Ich wartete gespannt. Dabei merkte ich nicht einmal, wie ich mir auf die Lippe biss.
„Also," sprach Emma weiter und atmete vor ihrem nächsten Satz tief durch:" wir haben eine Wohnung gefunden, in die du ziehen könntest. Sie ist nicht weit von meinem Haus entfernt. Du würdest dort nicht alleine leben, sondern mit 2 weiteren Mädchen. Sie sind zwar etwas älter als du, aber sie sind beide richtig nett. Es ist so was wie ein betreutes Wohnen. Von dort könntest du jeden Morgen mit dem Bus zur nahe gelegenen Schule gehen. Was meinst du?"
Ich schwieg erst mal verblüfft. Hatte ich gerade richtig gehört?

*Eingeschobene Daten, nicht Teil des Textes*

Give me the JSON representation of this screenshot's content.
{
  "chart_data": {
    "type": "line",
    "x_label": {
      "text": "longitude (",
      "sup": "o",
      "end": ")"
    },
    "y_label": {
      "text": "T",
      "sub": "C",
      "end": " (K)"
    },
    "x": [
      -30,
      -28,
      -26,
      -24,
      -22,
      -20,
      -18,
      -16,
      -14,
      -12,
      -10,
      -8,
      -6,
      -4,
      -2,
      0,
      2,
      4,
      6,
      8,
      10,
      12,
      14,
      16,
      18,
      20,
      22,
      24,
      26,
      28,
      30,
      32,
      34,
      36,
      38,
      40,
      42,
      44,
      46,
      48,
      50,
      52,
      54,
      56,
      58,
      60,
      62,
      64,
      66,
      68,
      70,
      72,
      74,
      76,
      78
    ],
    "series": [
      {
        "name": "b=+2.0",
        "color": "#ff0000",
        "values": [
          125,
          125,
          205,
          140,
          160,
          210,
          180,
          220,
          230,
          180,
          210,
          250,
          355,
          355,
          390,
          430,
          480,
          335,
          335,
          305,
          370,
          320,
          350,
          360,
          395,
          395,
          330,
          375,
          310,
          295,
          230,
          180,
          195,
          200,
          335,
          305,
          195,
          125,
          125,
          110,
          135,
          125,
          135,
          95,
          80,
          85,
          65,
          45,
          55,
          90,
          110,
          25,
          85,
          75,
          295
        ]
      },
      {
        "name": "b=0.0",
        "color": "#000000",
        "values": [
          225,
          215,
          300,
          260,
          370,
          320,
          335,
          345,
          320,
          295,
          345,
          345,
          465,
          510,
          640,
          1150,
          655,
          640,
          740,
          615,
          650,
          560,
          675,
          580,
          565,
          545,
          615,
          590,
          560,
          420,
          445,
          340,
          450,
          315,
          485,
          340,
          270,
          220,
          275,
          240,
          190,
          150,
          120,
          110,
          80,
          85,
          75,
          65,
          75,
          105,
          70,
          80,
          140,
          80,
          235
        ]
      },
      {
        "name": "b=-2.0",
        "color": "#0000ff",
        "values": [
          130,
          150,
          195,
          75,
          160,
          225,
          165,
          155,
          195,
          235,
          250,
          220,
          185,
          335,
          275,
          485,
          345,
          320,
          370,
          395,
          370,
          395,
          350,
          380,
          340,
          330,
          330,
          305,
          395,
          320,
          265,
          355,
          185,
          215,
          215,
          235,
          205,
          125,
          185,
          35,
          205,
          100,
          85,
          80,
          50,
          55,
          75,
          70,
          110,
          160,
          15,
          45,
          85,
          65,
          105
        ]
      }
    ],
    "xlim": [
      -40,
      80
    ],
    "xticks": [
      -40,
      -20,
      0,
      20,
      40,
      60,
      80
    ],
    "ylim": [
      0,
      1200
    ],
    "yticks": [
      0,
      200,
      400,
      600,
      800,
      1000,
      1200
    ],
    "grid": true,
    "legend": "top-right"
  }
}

Ich sollte in eine Wohnung ziehen, mit Heizung und Bett und all dem anderen Kram? Das war ja fast zu schön, um wahr zu sein.
Es musste einen Haken geben...
„ Was ist der Haken an der ganzen Geschichte?" fragte ich deswegen.
„ Naja...also eigentlich gibt es keinen," sagte Emma.
„ Doch, es gibt schon einen" mischte sich zum ersten Mal Denise ein:" Emma bezahlt dir die Wohnung und das Schuldgeld, aber ..."
„ Was?" schrie ich beinahe," du bezahlst mir das alles? Das...das geht nicht. Das kann ich nicht annehmen. Auf keinen Fall!"

Emma

Emma seufzte. Das hatte sie befürchtet. Eigentlich hatte sie mit Denise ja auch abgemacht, dass sie Charlotte nicht sagen würden, woher das Geld für die Wohnung und die Schule kam, aber Denise war noch nie gut im Lügen gewesen.
Eigentlich war es ihr auch ganz recht so. So konnte sie sich immer auf ihre Managerin verlassen.
Und wenn Emma ganz ehrlich war, so war sie auch froh, dass Charlotte nun doch darüber Bescheid wusste, woher das Geld kam.
„ Charlotte," sagte sie nun," du kannst es annehmen und du musst. Ich wäre sonst tief beleidigt. Glaub mir, ich werde dadurch nicht arm und es wäre mir eine Freude, dir diesen Wunsch zu erfüllen."
„ Außerdem gibt es da noch ein paar Formalitäten zu regeln," sagte Denise.
Charlotte sah sie beide verwirrt an:" Welche Formalitäten?"
„ Nunja..." Emma fiel es sichtlich schwer, dass was nun gesagt werden musste, in Worte zu fassen, dabei war sie sich ihrer Gefühle absolut sicher.
„ Es ist so: Das Jugendamt möchte einen Vormund für dich haben, jemanden, der auf dich aufpasst und die Verantwortung übernimmt...sozusagen. Ich würde mich dazu bereit erklären!"